If you are passing the value, then this value is immidiatly available in the registers
In the example below, Basic to Asm I passed 2 parameters.
The first by value and the second an addr.

Quote
   PUSH    BP
   MOV     BP,SP
   ;-------------------------------
   MOV   BX,[BP+6]       ;get value from stack.
   MOV   Value,BX

   MOV   BX,[BP+8]       ;get address from stack.
   MOV   ValueAddr,BX    ;Save the address
   MOV   AX,[BX]        ;get value at that address
   MOV   Value,AX       ;and save it.


Hope this helps.

qlmi

I'm confused with the three passing mode: pass by reference, pass by value-returned, pass by value. Could you please give me some hint or comparing example?

tenkey

First, a definition:

Argument list - the information provided by a caller, and used by the called routine to gain access to arguments. The argument information can be put on a stack (Windows convention), placed in registers, or even placed in an arbitrary local or global location.

1) Pass by value:

Data is calculated or copied and made accessible to the called routine. The optimal implementation is to put only the data into the argument list. This way, there is no address information at all, so you cannot store a result in an arbitrary location specified by the caller at the call point.

2) Pass by reference:

The address of the argument object is put into the argument list.
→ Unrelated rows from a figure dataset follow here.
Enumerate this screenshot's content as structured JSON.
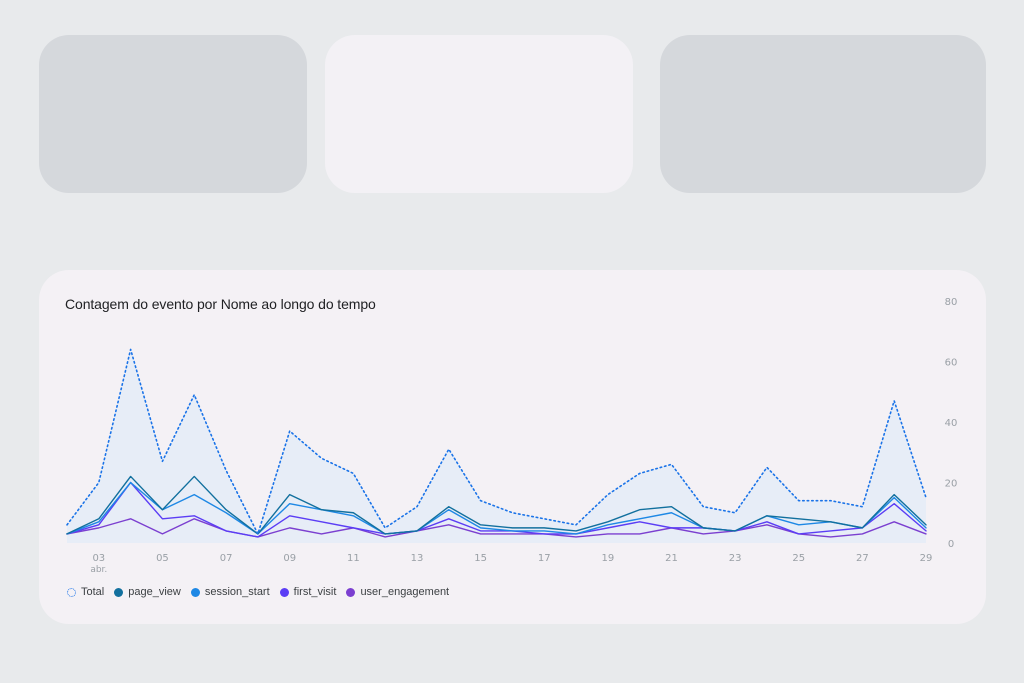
{
  "colors": {
    "total": "#1a73e8",
    "page_view": "#12709e",
    "session_start": "#1e88e5",
    "first_visit": "#5b3df5",
    "user_engagement": "#7b3fd0",
    "fill": "#e4ecf8"
  },
  "chart_data": {
    "type": "line",
    "title": "Contagem do evento por Nome ao longo do tempo",
    "xlabel": "",
    "ylabel": "",
    "ylim": [
      0,
      80
    ],
    "y_ticks": [
      "80",
      "60",
      "40",
      "20",
      "0"
    ],
    "y_tick_values": [
      80,
      60,
      40,
      20,
      0
    ],
    "x_days": [
      2,
      3,
      4,
      5,
      6,
      7,
      8,
      9,
      10,
      11,
      12,
      13,
      14,
      15,
      16,
      17,
      18,
      19,
      20,
      21,
      22,
      23,
      24,
      25,
      26,
      27,
      28,
      29
    ],
    "x_ticks": [
      "03",
      "05",
      "07",
      "09",
      "11",
      "13",
      "15",
      "17",
      "19",
      "21",
      "23",
      "25",
      "27",
      "29"
    ],
    "x_tick_days": [
      3,
      5,
      7,
      9,
      11,
      13,
      15,
      17,
      19,
      21,
      23,
      25,
      27,
      29
    ],
    "x_sub_label": "abr.",
    "grid": false,
    "legend_position": "bottom-left",
    "series": [
      {
        "name": "Total",
        "key": "total",
        "style": "dotted",
        "values": [
          6,
          20,
          64,
          27,
          49,
          24,
          3,
          37,
          28,
          23,
          5,
          12,
          31,
          14,
          10,
          8,
          6,
          16,
          23,
          26,
          12,
          10,
          25,
          14,
          14,
          12,
          47,
          15
        ]
      },
      {
        "name": "page_view",
        "key": "page_view",
        "style": "solid",
        "values": [
          3,
          8,
          22,
          11,
          22,
          11,
          3,
          16,
          11,
          10,
          3,
          4,
          12,
          6,
          5,
          5,
          4,
          7,
          11,
          12,
          5,
          4,
          9,
          8,
          7,
          5,
          16,
          6
        ]
      },
      {
        "name": "session_start",
        "key": "session_start",
        "style": "solid",
        "values": [
          3,
          7,
          20,
          11,
          16,
          10,
          3,
          13,
          11,
          9,
          3,
          4,
          11,
          5,
          4,
          4,
          3,
          6,
          8,
          10,
          5,
          4,
          9,
          6,
          7,
          5,
          15,
          5
        ]
      },
      {
        "name": "first_visit",
        "key": "first_visit",
        "style": "solid",
        "values": [
          3,
          6,
          20,
          8,
          9,
          4,
          2,
          9,
          7,
          5,
          3,
          4,
          8,
          4,
          4,
          3,
          3,
          5,
          7,
          5,
          5,
          4,
          7,
          3,
          4,
          5,
          13,
          4
        ]
      },
      {
        "name": "user_engagement",
        "key": "user_engagement",
        "style": "solid",
        "values": [
          3,
          5,
          8,
          3,
          8,
          4,
          2,
          5,
          3,
          5,
          2,
          4,
          6,
          3,
          3,
          3,
          2,
          3,
          3,
          5,
          3,
          4,
          6,
          3,
          2,
          3,
          7,
          3
        ]
      }
    ]
  }
}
The address is used by the routine code to perform all memory accesses to the argument object, both the fetching and storing of data. The result is immediate modification of the original argument object.

3) Pass by value-return:

The address of the argument object is put into the argument list. The argument object is copied to local storage by the routine. The routine uses the local copy for all "argument" accesses. At the end of the routine, the original address information is used to copy the local argument object data into the original argument object. The result is deferred modification of the original argument object.

Note that "value-return" is just a variation of "reference". In a HLL, "value-return" uses one name to refer to two data objects.
A programming language is low level when its programs require attention to the irrelevant.